Ducker Worldwide predicts there will still be a strong market for courtroom stenography in the years to come. But the research firm adds that the work is changing. From Ducker’s report:

“New technologies have been developed to assist the court reporter in producing an accurate record with better equipment and better software. At the same time, competing technologies such as digital recording and even voice recognition are making headway. Increased emphasis on improving digital recording procedures and voice recognition software accuracy will occur.”

With CourtScribes and its Miami court reporters, technology is used to increase efficiency and accuracy and drive down costs, helping alleviate any shortages.

If The Miami Court Reporters Of CourtScribes Can Innovate, So Can Lawyers

Posted on: March 5th, 2018 by Dependable Website Management No Comments
Miami court reporters

The Miami court reporters of CourtScribes embrace innovation in ways lawyers should as well.

Innovation is a key to improving the legal system, something the Miami court reporters of CourtScribes have taken to heart and other players are learning.

Ivy Grey writes in Evolve The Law that lawyers need to embrace innovation themselves:

Too many lawyers with great ideas that could improve legal practice are discouraged from even trying to innovate. As lawyers, we assume that innovation must mean invention, technology, and programming. By accepting that assumption, we are accepting the belief that innovation is something that other people do.
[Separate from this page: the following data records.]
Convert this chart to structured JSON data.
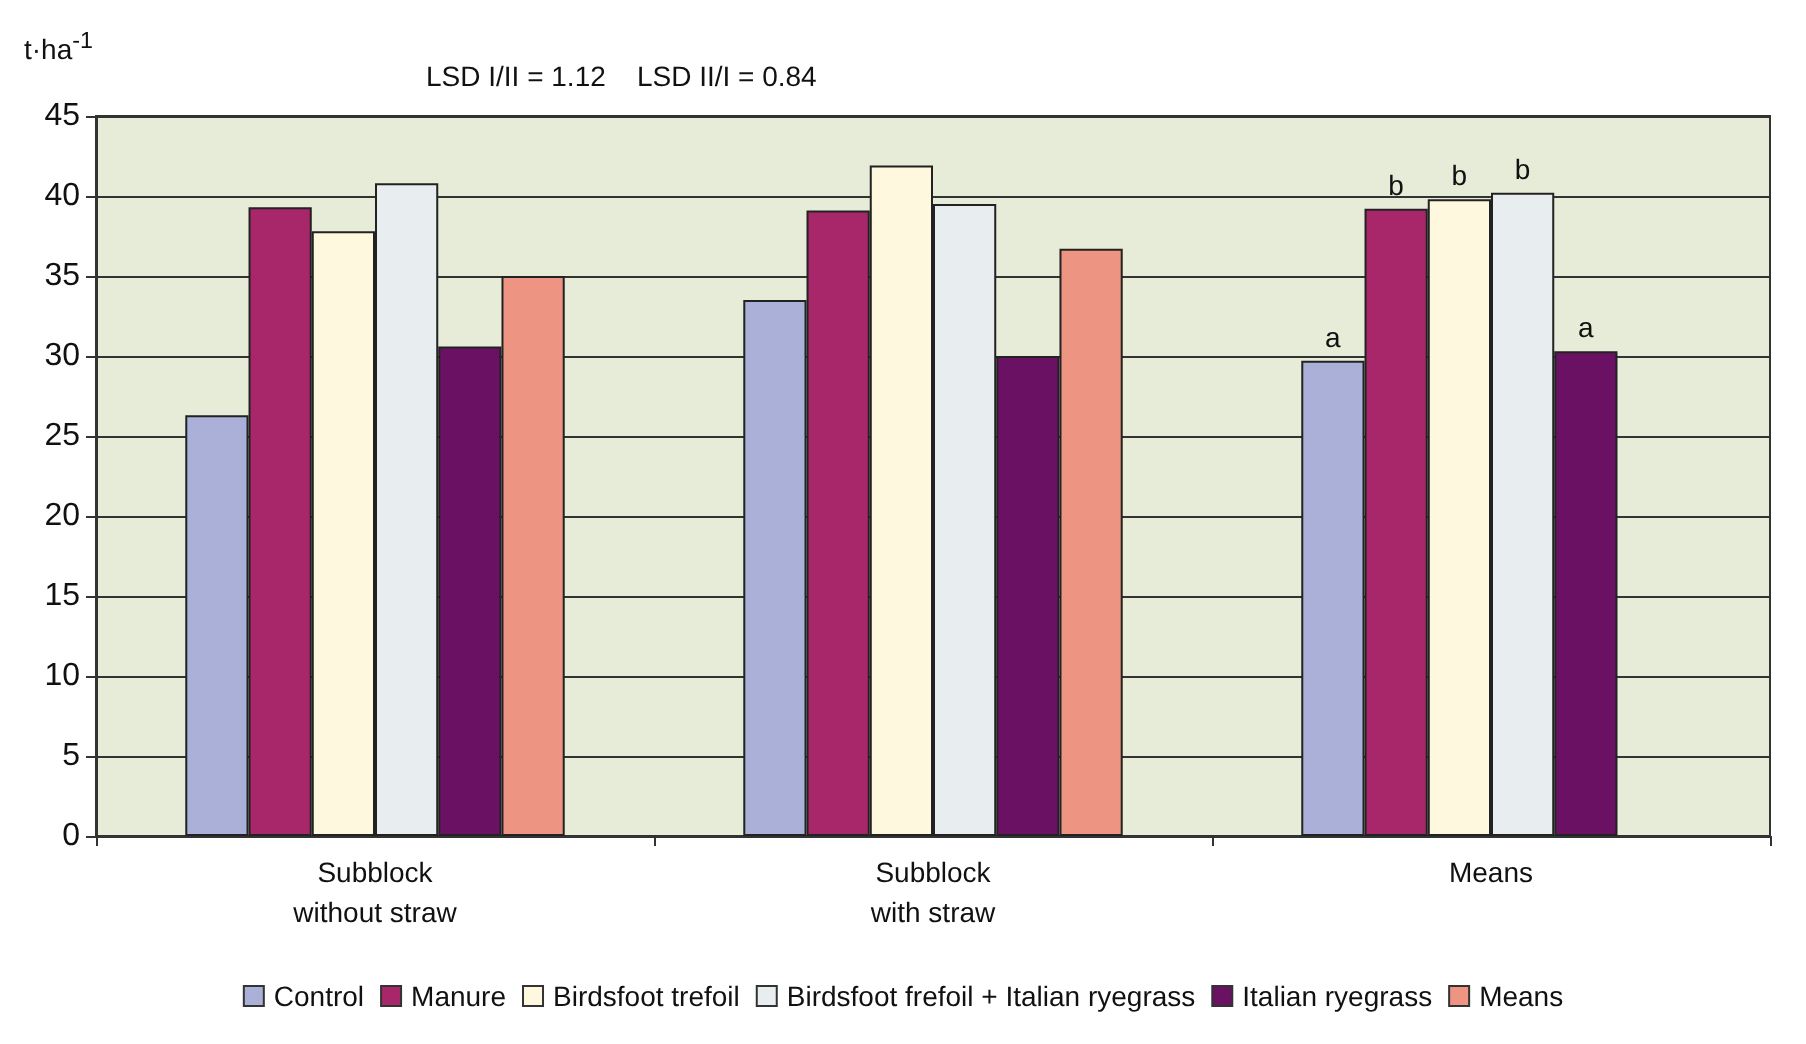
{
  "chart_data": {
    "type": "bar",
    "title": "LSD I/II = 1.12    LSD II/I = 0.84",
    "ylabel": "t·ha$^{-1}$",
    "categories": [
      "Subblock\nwithout straw",
      "Subblock\nwith straw",
      "Means"
    ],
    "series": [
      {
        "name": "Control",
        "color": "#aab0d8",
        "values": [
          26.3,
          33.5,
          29.7
        ],
        "value_labels": [
          null,
          null,
          "a"
        ]
      },
      {
        "name": "Manure",
        "color": "#a8266a",
        "values": [
          39.3,
          39.1,
          39.2
        ],
        "value_labels": [
          null,
          null,
          "b"
        ]
      },
      {
        "name": "Birdsfoot trefoil",
        "color": "#fdf8de",
        "values": [
          37.8,
          41.9,
          39.8
        ],
        "value_labels": [
          null,
          null,
          "b"
        ]
      },
      {
        "name": "Birdsfoot frefoil + Italian ryegrass",
        "color": "#e8edf0",
        "values": [
          40.8,
          39.5,
          40.2
        ],
        "value_labels": [
          null,
          null,
          "b"
        ]
      },
      {
        "name": "Italian ryegrass",
        "color": "#6a1163",
        "values": [
          30.6,
          30.0,
          30.3
        ],
        "value_labels": [
          null,
          null,
          "a"
        ]
      },
      {
        "name": "Means",
        "color": "#ee9482",
        "values": [
          35.0,
          36.7,
          null
        ]
      }
    ],
    "ylim": [
      0,
      45
    ],
    "yticks": [
      0,
      5,
      10,
      15,
      20,
      25,
      30,
      35,
      40,
      45
    ],
    "grid": "y",
    "legend": "bottom"
  }
}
But that’s not true. Innovation can be any new process or new way of thinking — and that can be game changing. Innovating is for lawyers, and lawyers already have the skills to be innovators. No coding necessary.

Who could be better to find innovative ways to solve our client’s problems than us? Let’s put lawyers back in the mix of innovating for a better future of legal practice. We can do that by expanding our concept of what it means to innovate and who can be an innovator.

We believe that we’re incapable of solving our own problems because most of us aren’t programmers. But the legal profession is missing out on untold new ideas — and diversity — because we allow the assumption that the ability to program is a prerequisite for innovation to thrive. This assumption means we get caught up in technology and miss innovations and possibilities right in front of us.

The Miami court reporters of CourtScribes is on the leading edge of innovation within the legal system.

While CourtScribes offers traditional courtroom stenography, it adds high tech audio, cloud-based services and courtroom video to the mix in a way that increases accuracy while decreasing cost.

Entrepreneur and professor Barry Unger, in a white paper, writes that the court reporting agency is leading a wave of change to disrupt the centuries-old profession.

Unger writes: “CourtScribes is changing the court reporting industry by using Internet age technology to create the official record of court proceedings, using remote transcriptionists and charging attorneys up to 50% less than what they now pay, and as … a disruptive technology will not only improve the quality of services, but also ultimately extend and even democratize the use of services that are today often restricted only to high profile or high dollar value cases.”